Some tips about participating in Advent of Code.
AoC is not a competition
If you were to go with online opinion, AoC is all about getting the solutions as fast as possible. This is actually not true, apart from the top 100 scorers every day. Many people post their full solution online on the AoC subreddit as soon as the top 100 slots have been filled. So if you want to get 50 stars, you pick a popular language (like Python), hang out in the solutions megathread, and run the first posted solution on your input to get the correct results.
If your organization has a “competition” where the top scorers in their leaderboard get some reward, don’t participate. It’s too easy to suspect someone of “cheating” for it to be fun.
Instead, focusing on using the event to expand your skills.
You don’t need to finish each puzzle the day it is released, or within the 25 first days of December
The puzzles can be completed at any time and in any order.
Don’t let trivial mistakes trip you up
In almost every puzzle, your personalized input will be provided as a text file. Set up your environment to deal with this consistently.

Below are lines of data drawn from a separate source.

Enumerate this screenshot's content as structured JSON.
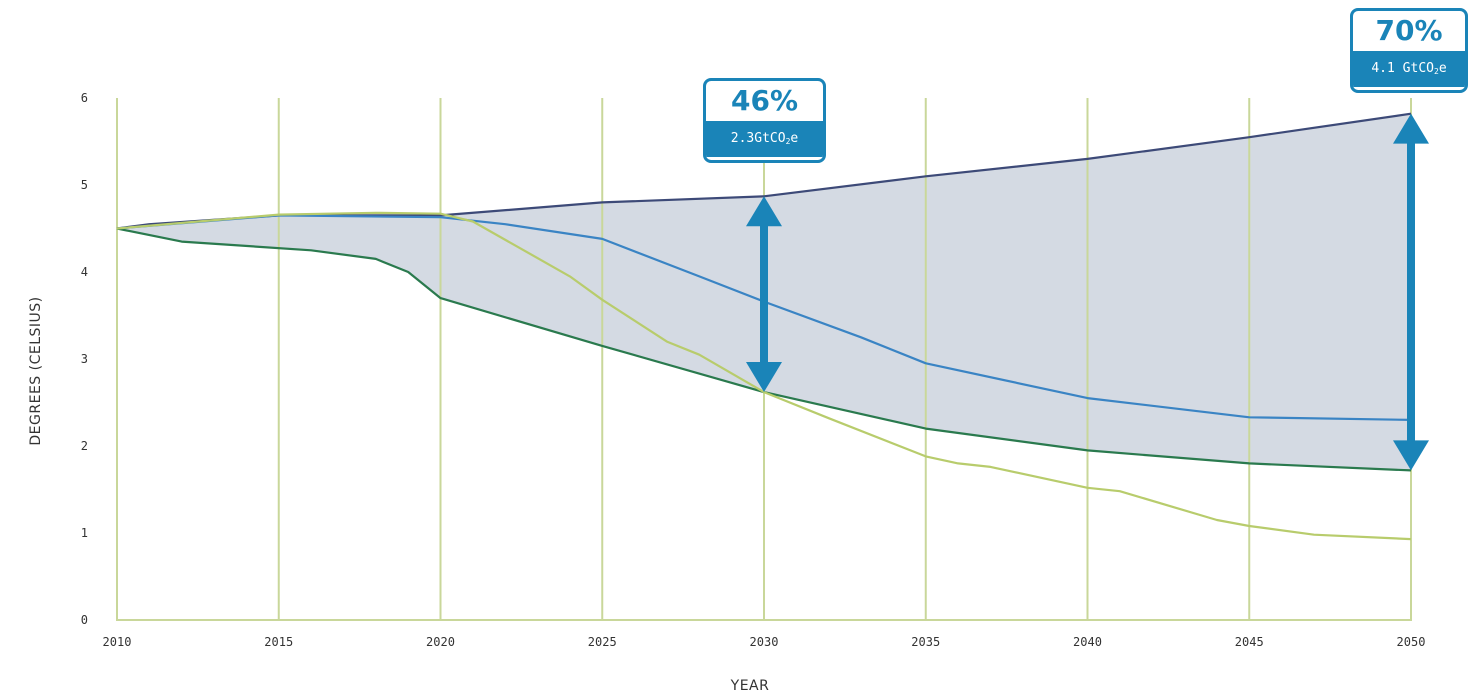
{
  "chart_data": {
    "type": "area",
    "xlabel": "YEAR",
    "ylabel": "DEGREES (CELSIUS)",
    "xlim": [
      2010,
      2050
    ],
    "ylim": [
      0,
      6
    ],
    "x_ticks": [
      "2010",
      "2015",
      "2020",
      "2025",
      "2030",
      "2035",
      "2040",
      "2045",
      "2050"
    ],
    "y_ticks": [
      "0",
      "1",
      "2",
      "3",
      "4",
      "5",
      "6"
    ],
    "grid": "vertical",
    "series": [
      {
        "color": "#3d4a78",
        "x": [
          2010,
          2011,
          2015,
          2020,
          2025,
          2030,
          2035,
          2040,
          2045,
          2050
        ],
        "y": [
          4.5,
          4.55,
          4.65,
          4.65,
          4.8,
          4.87,
          5.1,
          5.3,
          5.55,
          5.82
        ]
      },
      {
        "color": "#3a84c4",
        "x": [
          2010,
          2015,
          2020,
          2022,
          2025,
          2028,
          2030,
          2033,
          2035,
          2040,
          2045,
          2050
        ],
        "y": [
          4.5,
          4.65,
          4.63,
          4.55,
          4.38,
          3.95,
          3.66,
          3.25,
          2.95,
          2.55,
          2.33,
          2.3
        ]
      },
      {
        "color": "#2a7a4e",
        "x": [
          2010,
          2012,
          2016,
          2018,
          2019,
          2020,
          2025,
          2030,
          2035,
          2040,
          2045,
          2050
        ],
        "y": [
          4.5,
          4.35,
          4.25,
          4.15,
          4.0,
          3.7,
          3.15,
          2.62,
          2.2,
          1.95,
          1.8,
          1.72
        ]
      },
      {
        "color": "#b8cc6c",
        "x": [
          2010,
          2015,
          2018,
          2020,
          2021,
          2024,
          2025,
          2027,
          2028,
          2030,
          2032,
          2035,
          2036,
          2037,
          2040,
          2041,
          2044,
          2045,
          2047,
          2050
        ],
        "y": [
          4.5,
          4.66,
          4.68,
          4.67,
          4.58,
          3.95,
          3.68,
          3.2,
          3.05,
          2.62,
          2.32,
          1.88,
          1.8,
          1.76,
          1.52,
          1.48,
          1.15,
          1.08,
          0.98,
          0.93
        ]
      }
    ],
    "shaded_region": {
      "color": "#d4dae3",
      "upper_series": 0,
      "lower_series": 2
    },
    "annotations": [
      {
        "x": 2030,
        "y_range": [
          2.62,
          4.87
        ],
        "color": "#1a84b8",
        "percent": "46%",
        "detail_main": "2.3GtCO",
        "detail_sub": "2",
        "detail_end": "e"
      },
      {
        "x": 2050,
        "y_range": [
          1.72,
          5.82
        ],
        "color": "#1a84b8",
        "percent": "70%",
        "detail_main": "4.1 GtCO",
        "detail_sub": "2",
        "detail_end": "e"
      }
    ]
  }
}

For example, for every puzzle, I make a new subdirectory. The puzzle input goes into a file called
input.txt. The example input goes into another file,
test.txt. I then open a new file for my code, and enter a canned template that reads the content of a file into an array, one line per entry. It takes care of newlines and carriage returns (but preserves empty lines).
Then, when it comes to dealing with the input meaning, I can operate on an abstract array instead of a file.
In a similar manner I also set up some modules for dumping variables, running simple tests, etc.
You can see my (Perl) template here.
Use the examples
The puzzle text is clearly written, and any questions you might have regarding the rules of the puzzle are answered in the text or in the example. Once you get the example to run correctly, it’s generally just a question of changing the in-data to “live” to get your answer.
Generally. At higher levels there can be “twists” in how the real data is presented as compared to the examples. Also look out for edge cases. The example data might not include negative numbers, but the real input does. Have you taken that into account?
Puzzles start out easy but get harder
And weekends are generally tougher than weekdays.
Some problem classes tend to make an appearance every event
- Conway’s Game of Life
- Register Rodeo - this is my term for a class of problem where you’re given a long list of statements, some of which are data and some of which are instructions, and you need to decode them
- pathfinding through a maze
- finding the lowest cost for some complicated series of actions (generalized Dijkstra’s)
Having a basic knowledge about these is beneficial, but not required.
Remember to have fun!
 if you want to try to crack the top 100, this guide is not for you.